Hélas ! la triste isolée ne devait pas tarder à être frappée dans cet autre amour qui, seul, faisait maintenant vibrer tout son être. Ainsi que les loups, les malheurs vont en troupe ! Un matin, elle reçut de Saint-Pétersbourg une nouvelle lettre de sa mère dont la lecture lui fit jeter un cri de douleur. La générale lui disait sèchement qu’informée, par une dépêche de Véra Soublaïeff, que le prince Alexandre était gravement malade, elle partait pour Pampeln avec le docteur Psaroff.
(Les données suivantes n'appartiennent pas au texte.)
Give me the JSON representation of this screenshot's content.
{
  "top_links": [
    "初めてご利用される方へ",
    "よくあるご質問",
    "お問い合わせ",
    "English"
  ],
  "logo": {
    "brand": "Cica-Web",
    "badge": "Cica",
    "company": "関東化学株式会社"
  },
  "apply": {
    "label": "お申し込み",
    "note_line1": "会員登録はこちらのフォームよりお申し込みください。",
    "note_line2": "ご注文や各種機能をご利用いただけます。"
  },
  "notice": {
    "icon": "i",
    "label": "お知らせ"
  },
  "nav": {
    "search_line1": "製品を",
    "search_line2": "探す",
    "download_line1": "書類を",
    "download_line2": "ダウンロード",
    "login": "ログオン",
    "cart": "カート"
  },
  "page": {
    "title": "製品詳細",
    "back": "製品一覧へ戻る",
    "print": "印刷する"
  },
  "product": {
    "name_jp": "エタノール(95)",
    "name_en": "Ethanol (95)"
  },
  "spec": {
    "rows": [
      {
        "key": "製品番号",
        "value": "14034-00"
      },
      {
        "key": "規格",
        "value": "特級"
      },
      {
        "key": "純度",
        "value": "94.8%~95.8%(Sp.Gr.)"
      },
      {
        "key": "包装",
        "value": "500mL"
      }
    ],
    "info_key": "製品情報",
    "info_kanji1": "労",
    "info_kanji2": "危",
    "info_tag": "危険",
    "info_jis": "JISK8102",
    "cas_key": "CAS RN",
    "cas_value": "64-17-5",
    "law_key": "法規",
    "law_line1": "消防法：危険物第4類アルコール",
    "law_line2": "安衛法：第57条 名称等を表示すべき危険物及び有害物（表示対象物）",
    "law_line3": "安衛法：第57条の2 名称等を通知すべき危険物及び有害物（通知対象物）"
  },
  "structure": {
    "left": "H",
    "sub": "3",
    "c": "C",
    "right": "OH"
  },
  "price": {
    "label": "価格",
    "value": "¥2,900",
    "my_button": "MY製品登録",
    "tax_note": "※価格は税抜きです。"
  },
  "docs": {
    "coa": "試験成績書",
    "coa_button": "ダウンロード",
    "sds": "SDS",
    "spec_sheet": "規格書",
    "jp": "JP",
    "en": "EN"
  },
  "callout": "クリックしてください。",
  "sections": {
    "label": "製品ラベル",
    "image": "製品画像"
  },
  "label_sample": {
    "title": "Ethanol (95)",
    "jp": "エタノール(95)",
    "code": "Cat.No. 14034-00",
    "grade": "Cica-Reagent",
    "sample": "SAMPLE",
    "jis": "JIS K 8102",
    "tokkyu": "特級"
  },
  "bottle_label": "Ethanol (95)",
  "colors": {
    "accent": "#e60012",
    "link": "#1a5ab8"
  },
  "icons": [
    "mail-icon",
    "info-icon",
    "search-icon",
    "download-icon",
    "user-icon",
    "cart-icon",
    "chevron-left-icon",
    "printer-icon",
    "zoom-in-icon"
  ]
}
Sans perdre une seconde, Lise adressa immédiatement à la fille du fermier d’Elva un télégramme pour la supplier de lui donner sans aucun retard, par la même voie, des nouvelles de son fils, et cela fait, elle passa toute la journée dans d’inexprimables angoisses. Vers cinq heures, elle faillit devenir folle en lisant la réponse de Véra :

« Arrivé hier soir avec Mme  la générale, le docteur refuse de se prononcer, mais nous espérons que Dieu exaucera nos prières et que nos soins sauveront votre fils. Je vous enverrai chaque jour une dépêche. »

Mme  Meyrin était tombée dans un fauteuil, en répétant à travers ses sanglots :

— Mon fils, mon enfant !

Soudain, elle se releva, courut à un petit meuble de Boule qui lui servait de secrétaire et, d’une main tremblante, écrivit :

« Monsieur, mon fils se meurt, je pars pour tenter de le sauver. »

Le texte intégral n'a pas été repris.